Kovrine passa toute la soirée à causer avec Tania et, à minuit passé, il accompagna la jeune fille dans le jardin. Il faisait froid. Une forte odeur de brûlé remplissait déjà la cour. Dans le grand jardin fruitier, qui rapportait net à son propriétaire plusieurs milliers de roubles par an, une épaisse fumée s’étendait sur la terre et, enveloppant les arbres, devait les préserver de la gelée. Les arbres étaient disposés comme sur un damier : leurs lignes droites et régulières faisaient songer aux rangs d’une armée, et cet ordre géométrique, leur hauteur identique, la similitude absolue de leurs troncs et de leurs cimes, tout donnait à ce tableau quelque chose de monotone et même de fastidieux.
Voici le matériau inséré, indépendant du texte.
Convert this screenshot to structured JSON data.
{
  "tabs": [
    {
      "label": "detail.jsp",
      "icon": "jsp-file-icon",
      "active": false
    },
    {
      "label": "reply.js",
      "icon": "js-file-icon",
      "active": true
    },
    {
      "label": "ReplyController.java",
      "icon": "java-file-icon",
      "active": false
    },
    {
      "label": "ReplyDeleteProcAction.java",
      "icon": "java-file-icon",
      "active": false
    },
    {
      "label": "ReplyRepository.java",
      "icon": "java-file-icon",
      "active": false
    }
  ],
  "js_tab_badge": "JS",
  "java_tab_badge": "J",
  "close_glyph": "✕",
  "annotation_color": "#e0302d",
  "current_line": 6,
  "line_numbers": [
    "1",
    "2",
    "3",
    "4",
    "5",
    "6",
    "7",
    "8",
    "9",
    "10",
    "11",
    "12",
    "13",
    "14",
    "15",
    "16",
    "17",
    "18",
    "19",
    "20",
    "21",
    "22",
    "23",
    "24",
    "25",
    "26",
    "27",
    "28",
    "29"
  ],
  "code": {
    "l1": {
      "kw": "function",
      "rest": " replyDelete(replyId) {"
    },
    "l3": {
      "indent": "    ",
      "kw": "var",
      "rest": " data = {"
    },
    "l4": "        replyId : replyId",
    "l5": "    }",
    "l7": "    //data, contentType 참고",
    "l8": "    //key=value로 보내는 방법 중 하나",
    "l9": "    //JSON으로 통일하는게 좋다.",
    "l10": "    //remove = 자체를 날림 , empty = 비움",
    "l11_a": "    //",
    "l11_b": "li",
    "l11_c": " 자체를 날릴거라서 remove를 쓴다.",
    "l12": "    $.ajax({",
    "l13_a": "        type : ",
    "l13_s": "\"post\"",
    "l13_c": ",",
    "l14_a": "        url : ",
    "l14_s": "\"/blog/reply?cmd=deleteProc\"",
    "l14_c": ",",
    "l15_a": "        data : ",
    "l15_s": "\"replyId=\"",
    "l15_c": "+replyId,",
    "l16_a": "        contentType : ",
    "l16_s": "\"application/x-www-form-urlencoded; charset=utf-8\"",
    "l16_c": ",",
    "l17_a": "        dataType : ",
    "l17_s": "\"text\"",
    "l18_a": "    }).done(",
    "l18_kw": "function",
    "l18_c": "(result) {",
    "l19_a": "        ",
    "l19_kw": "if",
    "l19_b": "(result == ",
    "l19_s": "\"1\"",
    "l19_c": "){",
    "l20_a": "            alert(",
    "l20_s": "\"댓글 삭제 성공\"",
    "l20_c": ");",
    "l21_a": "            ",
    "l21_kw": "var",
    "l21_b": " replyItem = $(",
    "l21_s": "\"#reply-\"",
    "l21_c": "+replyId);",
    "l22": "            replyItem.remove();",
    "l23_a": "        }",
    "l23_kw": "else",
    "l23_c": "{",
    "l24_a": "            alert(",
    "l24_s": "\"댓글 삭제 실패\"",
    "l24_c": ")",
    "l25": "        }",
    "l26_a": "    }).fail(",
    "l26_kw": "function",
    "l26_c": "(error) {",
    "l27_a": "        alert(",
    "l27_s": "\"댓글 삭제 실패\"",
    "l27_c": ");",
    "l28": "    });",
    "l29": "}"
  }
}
Kovrine et Tania parcoururent les rangées, parmi lesquelles s’étalaient des tas de paille et d’ordures. Çà et là des ouvriers erraient dans ce brouillard, semblables à des ombres. Les cerisiers, les pruniers, certaines espèces de pommiers étaient seuls en fleurs, mais tout le verger était comme noyé sous la fumée ; et ce ne fut qu’en arrivant auprès des pépinières que le jeune homme put enfin respirer librement.

— Déjà dans ma première enfance cette fumée me suffoquait, dit-il en haussant les épaules, et j’en suis encore à me demander comment elle peut garantir les arbres du froid.